MEDLINE, EMBASE, CINAHL, PsycINFO, and Cochrane CENTRAL were searched (inception to September 2020). Interventional studies on adults diagnosed with ME/CFS, using one of the MBIs in comparison with any placebo, standard of care treatment or waitlist control, and measuring outcomes relevant to the signs and symptoms of ME/CFS and quality of life were assessed for inclusion.

Characteristics and findings of the included studies were summarized using a descriptive approach.

Results

12 out of 382 retrieved references were included. Seven studies were randomized controlled trials (RCTs) with one including three reports (1 RCT, 2 single-arms); others were single-arm trials. Interventions included mindfulness-based stress reduction, mindfulness-based cognitive therapy, relaxation, Qigong, cognitive-behavioral stress management, acceptance and commitment therapy and isometric yoga.

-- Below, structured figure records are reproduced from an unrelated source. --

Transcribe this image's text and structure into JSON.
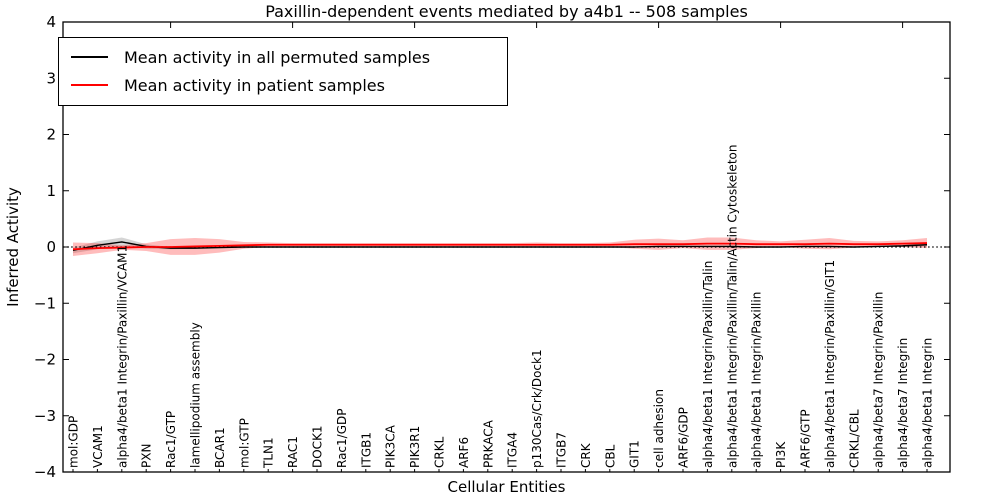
{
  "chart_data": {
    "type": "line",
    "title": "Paxillin-dependent events mediated by a4b1 -- 508 samples",
    "xlabel": "Cellular Entities",
    "ylabel": "Inferred Activity",
    "ylim": [
      -4,
      4
    ],
    "ytick_values": [
      4,
      3,
      2,
      1,
      0,
      -1,
      -2,
      -3,
      -4
    ],
    "ytick_labels": [
      "4",
      "3",
      "2",
      "1",
      "0",
      "−1",
      "−2",
      "−3",
      "−4"
    ],
    "top_tick_entity_numbers": [
      5,
      10,
      15,
      20,
      25,
      30,
      35
    ],
    "grid": false,
    "legend_position": "upper left",
    "zero_reference_line": 0,
    "categories": [
      "mol:GDP",
      "VCAM1",
      "alpha4/beta1 Integrin/Paxillin/VCAM1",
      "PXN",
      "Rac1/GTP",
      "lamellipodium assembly",
      "BCAR1",
      "mol:GTP",
      "TLN1",
      "RAC1",
      "DOCK1",
      "Rac1/GDP",
      "ITGB1",
      "PIK3CA",
      "PIK3R1",
      "CRKL",
      "ARF6",
      "PRKACA",
      "ITGA4",
      "p130Cas/Crk/Dock1",
      "ITGB7",
      "CRK",
      "CBL",
      "GIT1",
      "cell adhesion",
      "ARF6/GDP",
      "alpha4/beta1 Integrin/Paxillin/Talin",
      "alpha4/beta1 Integrin/Paxillin/Talin/Actin Cytoskeleton",
      "alpha4/beta1 Integrin/Paxillin",
      "PI3K",
      "ARF6/GTP",
      "alpha4/beta1 Integrin/Paxillin/GIT1",
      "CRKL/CBL",
      "alpha4/beta7 Integrin/Paxillin",
      "alpha4/beta7 Integrin",
      "alpha4/beta1 Integrin"
    ],
    "series": [
      {
        "name": "Mean activity in all permuted samples",
        "color": "#000000",
        "band_color": "#888888",
        "band_opacity": 0.35,
        "values": [
          -0.06,
          0.03,
          0.09,
          0.01,
          -0.02,
          -0.02,
          -0.01,
          0.0,
          0.0,
          0.0,
          0.0,
          0.0,
          0.0,
          0.0,
          0.0,
          0.0,
          0.0,
          0.0,
          0.0,
          0.0,
          0.0,
          0.0,
          0.0,
          0.0,
          0.01,
          0.01,
          0.01,
          0.01,
          0.0,
          0.0,
          0.01,
          0.01,
          0.0,
          0.01,
          0.02,
          0.04
        ],
        "band_halfwidth": [
          0.05,
          0.07,
          0.08,
          0.04,
          0.02,
          0.01,
          0.01,
          0.01,
          0.01,
          0.01,
          0.01,
          0.01,
          0.01,
          0.01,
          0.01,
          0.01,
          0.01,
          0.01,
          0.01,
          0.01,
          0.01,
          0.01,
          0.01,
          0.01,
          0.01,
          0.01,
          0.01,
          0.01,
          0.01,
          0.01,
          0.01,
          0.01,
          0.01,
          0.01,
          0.02,
          0.03
        ]
      },
      {
        "name": "Mean activity in patient samples",
        "color": "#ff0000",
        "band_color": "#ff2020",
        "band_opacity": 0.3,
        "values": [
          -0.04,
          -0.02,
          -0.01,
          0.0,
          0.0,
          0.01,
          0.02,
          0.03,
          0.04,
          0.04,
          0.04,
          0.04,
          0.04,
          0.04,
          0.04,
          0.04,
          0.04,
          0.04,
          0.04,
          0.04,
          0.04,
          0.04,
          0.04,
          0.05,
          0.05,
          0.05,
          0.06,
          0.06,
          0.05,
          0.05,
          0.05,
          0.06,
          0.05,
          0.05,
          0.06,
          0.07
        ],
        "band_halfwidth": [
          0.12,
          0.09,
          0.04,
          0.07,
          0.14,
          0.15,
          0.12,
          0.06,
          0.04,
          0.03,
          0.03,
          0.03,
          0.03,
          0.03,
          0.03,
          0.03,
          0.03,
          0.03,
          0.03,
          0.04,
          0.03,
          0.03,
          0.04,
          0.08,
          0.1,
          0.07,
          0.11,
          0.11,
          0.07,
          0.05,
          0.08,
          0.1,
          0.06,
          0.05,
          0.06,
          0.09
        ]
      }
    ]
  }
}
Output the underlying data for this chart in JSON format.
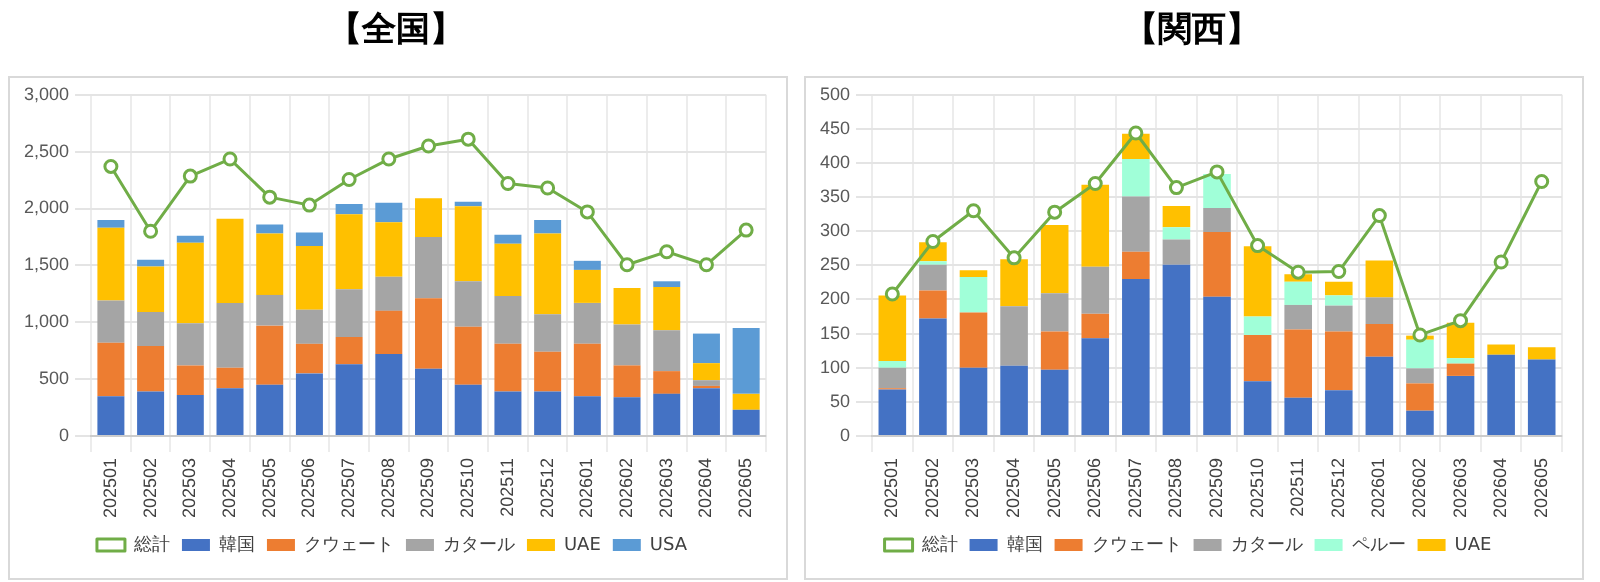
{
  "chart_data": [
    {
      "type": "bar",
      "title": "【全国】",
      "stacked": true,
      "legend": "bottom",
      "grid": true,
      "categories": [
        "202501",
        "202502",
        "202503",
        "202504",
        "202505",
        "202506",
        "202507",
        "202508",
        "202509",
        "202510",
        "202511",
        "202512",
        "202601",
        "202602",
        "202603",
        "202604",
        "202605"
      ],
      "ylim": [
        0,
        3000
      ],
      "yticks": [
        0,
        {
          "value": 500,
          "label": "500"
        },
        {
          "value": 1000,
          "label": "1,000"
        },
        {
          "value": 1500,
          "label": "1,500"
        },
        {
          "value": 2000,
          "label": "2,000"
        },
        {
          "value": 2500,
          "label": "2,500"
        },
        {
          "value": 3000,
          "label": "3,000"
        }
      ],
      "series": [
        {
          "name": "韓国",
          "color": "#4472c4",
          "values": [
            350,
            390,
            360,
            420,
            450,
            550,
            630,
            720,
            590,
            450,
            390,
            390,
            350,
            340,
            370,
            420,
            230
          ]
        },
        {
          "name": "クウェート",
          "color": "#ed7d31",
          "values": [
            470,
            400,
            260,
            180,
            520,
            260,
            240,
            380,
            620,
            510,
            420,
            350,
            460,
            280,
            200,
            20,
            0
          ]
        },
        {
          "name": "カタール",
          "color": "#a5a5a5",
          "values": [
            370,
            300,
            370,
            570,
            270,
            300,
            420,
            300,
            540,
            400,
            420,
            330,
            360,
            360,
            360,
            50,
            0
          ]
        },
        {
          "name": "UAE",
          "color": "#ffc000",
          "values": [
            640,
            400,
            710,
            740,
            540,
            560,
            660,
            480,
            340,
            660,
            460,
            710,
            290,
            320,
            380,
            150,
            140
          ]
        },
        {
          "name": "USA",
          "color": "#5b9bd5",
          "values": [
            70,
            60,
            60,
            0,
            80,
            120,
            90,
            170,
            0,
            40,
            80,
            120,
            80,
            0,
            50,
            260,
            580
          ]
        },
        {
          "name": "総計",
          "type": "line",
          "marker": "circle",
          "color": "#70ad47",
          "values": [
            2370,
            1800,
            2285,
            2435,
            2100,
            2030,
            2255,
            2435,
            2550,
            2610,
            2220,
            2180,
            1970,
            1505,
            1620,
            1505,
            1810
          ]
        }
      ]
    },
    {
      "type": "bar",
      "title": "【関西】",
      "stacked": true,
      "legend": "bottom",
      "grid": true,
      "categories": [
        "202501",
        "202502",
        "202503",
        "202504",
        "202505",
        "202506",
        "202507",
        "202508",
        "202509",
        "202510",
        "202511",
        "202512",
        "202601",
        "202602",
        "202603",
        "202604",
        "202605"
      ],
      "ylim": [
        0,
        500
      ],
      "yticks": [
        0,
        50,
        100,
        150,
        200,
        250,
        300,
        350,
        400,
        450,
        500
      ],
      "series": [
        {
          "name": "韓国",
          "color": "#4472c4",
          "values": [
            68,
            172,
            100,
            103,
            97,
            143,
            230,
            251,
            204,
            80,
            56,
            67,
            116,
            37,
            88,
            119,
            112
          ]
        },
        {
          "name": "クウェート",
          "color": "#ed7d31",
          "values": [
            2,
            41,
            81,
            0,
            56,
            36,
            40,
            0,
            95,
            68,
            100,
            86,
            48,
            40,
            18,
            0,
            0
          ]
        },
        {
          "name": "カタール",
          "color": "#a5a5a5",
          "values": [
            30,
            38,
            null,
            87,
            56,
            69,
            81,
            37,
            35,
            0,
            36,
            38,
            39,
            22,
            null,
            0,
            0
          ]
        },
        {
          "name": "ペルー",
          "color": "#a0ffd8",
          "values": [
            10,
            5,
            52,
            0,
            0,
            0,
            55,
            18,
            50,
            27,
            34,
            15,
            0,
            42,
            8,
            0,
            0
          ]
        },
        {
          "name": "UAE",
          "color": "#ffc000",
          "values": [
            96,
            28,
            10,
            69,
            100,
            120,
            37,
            31,
            0,
            103,
            11,
            20,
            54,
            6,
            52,
            15,
            18
          ]
        },
        {
          "name": "総計",
          "type": "line",
          "marker": "circle",
          "color": "#70ad47",
          "values": [
            208,
            285,
            330,
            261,
            328,
            370,
            444,
            364,
            387,
            279,
            240,
            241,
            323,
            148,
            169,
            255,
            373
          ]
        }
      ]
    }
  ]
}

The outcomes measured most often were fatigue severity, anxiety/ depression, and quality of life. Fatigue severity and symptoms of anxiety/depression were improved in nine and eight studies respectively, and three studies found that MBIs improved quality of life.

Conclusions

Fatigue severity, anxiety/depression and physical and mental functioning were shown to be improved in patients receiving MBIs. However, small sample sizes, heterogeneous diagnostic criteria, and a high risk of bias may challenge this result. Further research using standardized outcomes would help advance the field.